Given a binary string s (a string consisting only of '0's and '1's), we can split s into 3 non-empty strings s1, s2, s3 (s1+ s2+ s3 = s).

Return the number of ways s can be split such that the number of characters '1' is the same in s1, s2, and s3.

Since the answer may be too large, return it modulo 10^9 + 7.

Example 1:

Input: s = "10101"
Output: 4
Explanation: There are four ways to split s in 3 parts where each part contain the same number of letters '1'.
"1|010|1"
"1|01|01"
"10|10|1"
"10|1|01"


Example 2:

Input: s = "1001"
Output: 0


Example 3:

Input: s = "0000"
Output: 3
Explanation: There are three ways to split s in 3 parts.
"0|0|00"
"0|00|0"
"00|0|0"


Example 4:

Input: s = "100100010100110"
Output: 12


Constraints:

• 3 <= s.length <= 10^5
• s[i] is '0' or '1'.

Notice that there is only going to be a fixed number of 1s in each part for a string.
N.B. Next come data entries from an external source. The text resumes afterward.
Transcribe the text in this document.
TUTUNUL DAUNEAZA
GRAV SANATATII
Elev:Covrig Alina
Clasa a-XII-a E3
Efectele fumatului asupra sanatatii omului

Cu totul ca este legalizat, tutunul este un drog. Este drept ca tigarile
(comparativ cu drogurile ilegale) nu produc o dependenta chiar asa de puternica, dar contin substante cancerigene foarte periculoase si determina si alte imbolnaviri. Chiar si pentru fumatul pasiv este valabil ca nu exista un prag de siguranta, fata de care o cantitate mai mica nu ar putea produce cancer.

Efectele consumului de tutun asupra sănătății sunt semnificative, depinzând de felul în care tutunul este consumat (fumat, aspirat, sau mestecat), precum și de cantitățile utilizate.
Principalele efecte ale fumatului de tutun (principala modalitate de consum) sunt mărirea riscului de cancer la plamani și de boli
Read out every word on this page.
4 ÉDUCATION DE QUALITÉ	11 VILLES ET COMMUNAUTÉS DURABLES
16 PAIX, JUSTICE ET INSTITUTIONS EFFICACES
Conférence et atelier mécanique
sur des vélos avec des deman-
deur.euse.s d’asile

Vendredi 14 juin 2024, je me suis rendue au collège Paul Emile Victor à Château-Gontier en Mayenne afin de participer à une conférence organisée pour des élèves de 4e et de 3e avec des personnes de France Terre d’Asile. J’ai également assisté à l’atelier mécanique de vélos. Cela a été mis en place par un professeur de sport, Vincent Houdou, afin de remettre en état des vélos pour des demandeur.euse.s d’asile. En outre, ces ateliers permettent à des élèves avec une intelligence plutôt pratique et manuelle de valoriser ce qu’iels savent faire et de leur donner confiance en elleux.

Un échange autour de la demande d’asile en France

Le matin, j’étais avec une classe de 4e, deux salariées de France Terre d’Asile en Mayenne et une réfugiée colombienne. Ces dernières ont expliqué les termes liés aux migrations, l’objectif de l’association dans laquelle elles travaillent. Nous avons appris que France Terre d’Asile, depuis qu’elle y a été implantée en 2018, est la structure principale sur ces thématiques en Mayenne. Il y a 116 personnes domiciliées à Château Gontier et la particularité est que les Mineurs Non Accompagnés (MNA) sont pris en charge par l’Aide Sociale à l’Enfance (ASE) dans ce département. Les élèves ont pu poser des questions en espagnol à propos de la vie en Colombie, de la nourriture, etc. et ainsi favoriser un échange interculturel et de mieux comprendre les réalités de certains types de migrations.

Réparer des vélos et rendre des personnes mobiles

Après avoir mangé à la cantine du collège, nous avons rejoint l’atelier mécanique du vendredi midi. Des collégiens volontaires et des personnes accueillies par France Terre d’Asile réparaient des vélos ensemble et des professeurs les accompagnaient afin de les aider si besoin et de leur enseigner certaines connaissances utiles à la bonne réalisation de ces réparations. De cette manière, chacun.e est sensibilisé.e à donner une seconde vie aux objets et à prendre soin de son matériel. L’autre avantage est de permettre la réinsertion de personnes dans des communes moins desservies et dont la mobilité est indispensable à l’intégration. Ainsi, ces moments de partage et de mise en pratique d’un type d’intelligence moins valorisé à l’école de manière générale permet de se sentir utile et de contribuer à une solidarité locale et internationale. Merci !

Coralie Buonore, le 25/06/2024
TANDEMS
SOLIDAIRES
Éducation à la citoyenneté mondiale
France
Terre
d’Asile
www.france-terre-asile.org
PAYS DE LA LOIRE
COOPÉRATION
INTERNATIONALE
So we just need to count the number zeros in between the parts to get the number of ways to split. Special case is a string with only 0s, the number of ways would be $1+2+...+(n-2)=\frac{(n-1)\times(n-2)}{2}$

class Solution {
public:
int numWays(string s) {
int totalOnes = 0;
for (int i = 0; i < s.size(); i++) {
if (s[i] == '1') {
totalOnes++;
}
}
if (totalOnes % 3 != 0) {
return 0;
}
if (totalOnes == 0) {
return (long long)(s.size() - 1) * (s.size() - 2) / 2 % int(1e9 + 7);
}
int firstOneIndex = 0, lastOneIndex = s.size() - 1;
for (; s[firstOneIndex] == '0'; firstOneIndex++);
for (; s[lastOneIndex] == '0'; lastOneIndex--);
long long ways = 1;
int consecutiveZeros = 0;
int cumulativeOnes = 0;
int partOnes = totalOnes / 3;
for (int i = firstOneIndex; i < lastOneIndex + 1; i++) {
if (s[i] == '1') {
if (consecutiveZeros > 0) {
ways *= consecutiveZeros + 1;
ways %= int(1e9 + 7);
consecutiveZeros = 0;
}
cumulativeOnes++;
} else if (cumulativeOnes % partOnes == 0) {
consecutiveZeros++;
}
}
return ways;
}
};


Runtime: 36 ms

Memory: 13.8 MB